Unlike animals, where the germline is established early during embryogenesis, plants set aside their reproductive lineage late in development in dedicated floral organs. The specification of pollen mother cells (PMC) committed to meiosis takes place in the sporogenous tissue in anther locules and marks the somatic-to-reproductive cell fate transition toward the male reproductive lineage. Here we show that Arabidopsis PMC differentiation is accompanied by large-scale changes in chromatin organization. This is characterized by significant increase in nuclear volume, chromatin decondensation, reduction in heterochromatin, eviction of linker histones and the H2AZ histone variant. These structural alterations are accompanied by dramatic, quantitative changes in histone modifications levels compared to that of surrounding somatic cells that do not share a sporogenic fate. All these changes are highly reminiscent of those we have formerly described in female megaspore mother cells (MMC). This indicates that chromatin reprogramming is a common underlying scenario in the somatic-to-reproductive cell fate transition in both male and female lineages.

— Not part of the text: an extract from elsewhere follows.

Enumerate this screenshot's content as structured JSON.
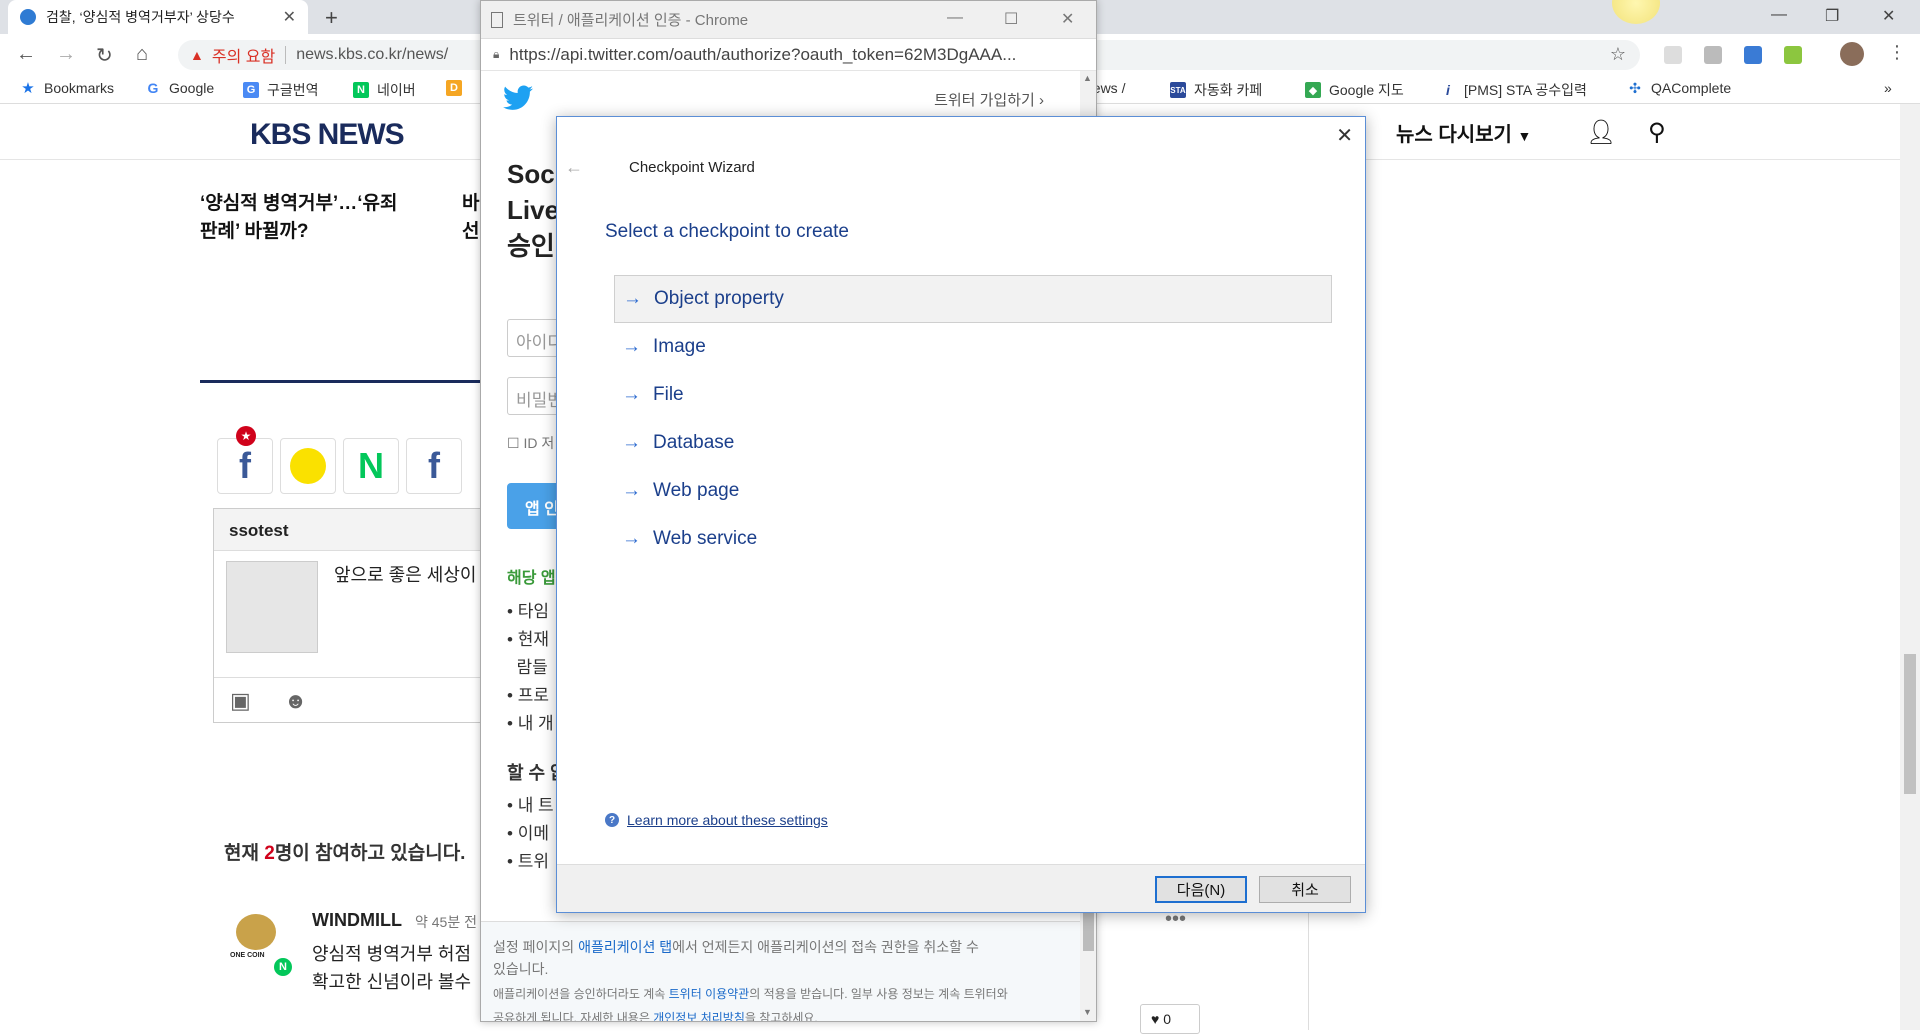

Keywords: Arabidopsis; chromatin; histone modifications; histone variants; pollen mother cells.

Figure 1

Nuclear reorganization in differentiating PMC. (A) Specification of PMC in the early Arabidopsis anther locule. A representative image of an anther locule stained for DNA is shown (Propidium iodide, PI, red), differential interference contrast, and the DIC image overlaid with PI counterstaining. The male sporangium forming the PMC is indicated by a white dotted line. Scale bar: 10 μm. Compared to surrounding somatic cells like tapetum nuclei, PMC nuclei are marked by significantly enlarged nuclear and nucleolar size, as is shown by the images on the right panel. Comparison of nuclear volume (B), heterochromatin content (C, RHF, relative heterochromatin fraction) and chromocenter number (D) between PMC (shown in white dotted line) and epidermal cells was based on quantitative analyses on 3D reconstructed whole-mount, embedded young anthers. PMC, white bars; Epidermal cells, gray bars. The number of nuclei analyzed was given in each bar (n). Differences between chromatin of PMC and epidermal cells in replicate quantitative measurements were assessed using a two-tailed Welch's t-test (^***P < 0.001). Error bars represent the standard deviation to the mean (s.e.m).

Figure 2

Dynamic nuclear distribution of GFP-tagged histone variants in developing anthers. (A,B) Expression of GFP-tagged linker histone variants H1.1 and H1.2 in the developing anther. GFP fluorescence was hardly detectable in differentiating PMC (images at the left and middle panels) and the tetrad (images at the right panel), which indicates an eviction of linker histone H1 in PMC and the tetrad. (C) Expression of the GFP-tagged histone variant H2A.Z in the developing anther. GFP-tagged H2A.Z is well expressed in surrounding somatic cells in the anthers, but absent in PMC (images at the left and middle panels). GFP-H2A.Z is restored after meiosis in the tetrad (the image at the right panel). PMC are marked by white dotted line. Green, GFP fluorescence.

Figure 3

Immunodetection and quantification of whole-mount anther locules reveal distinct patterns of chromatin modification in PMC. Global levels of H3K27me1 (A), H3K27me3 (B), H3K4me3 (C), and H3K4me2 (D) were measured in PMC nuclei (white dotted line) and surrounding somatic cells. The fluorescence intensity (FI) corresponding to immune-signals intensity (Ab) over propidium iodide intensity (PI) in PMC nuclei is expressed relative to the corresponding Ab/PI ratio in surrounding cells. The quantifications were done in 3-dimensional reconstructions of confocal images of whole-mount embedded anthers using Imaris (see Methods, She et al., 2013, 2014). Representative images are shown for the antibody (Ab, green), DNA (Propidium iodide, PI, red), and the Ab fluorescence image overlaid with PI counterstaining (Ab/PI). Scale bar: 10 μm. PMC, white bars; Surrounding somatic cells, gray bars. The number of nuclei analyzed was given in each bar (n). Differences between chromatin of PMC and surrounding somatic cells were assessed using a two-tailed Welch's t-test (^***P < 0.001). Error bars represent the standard deviation to the mean (s.e.m).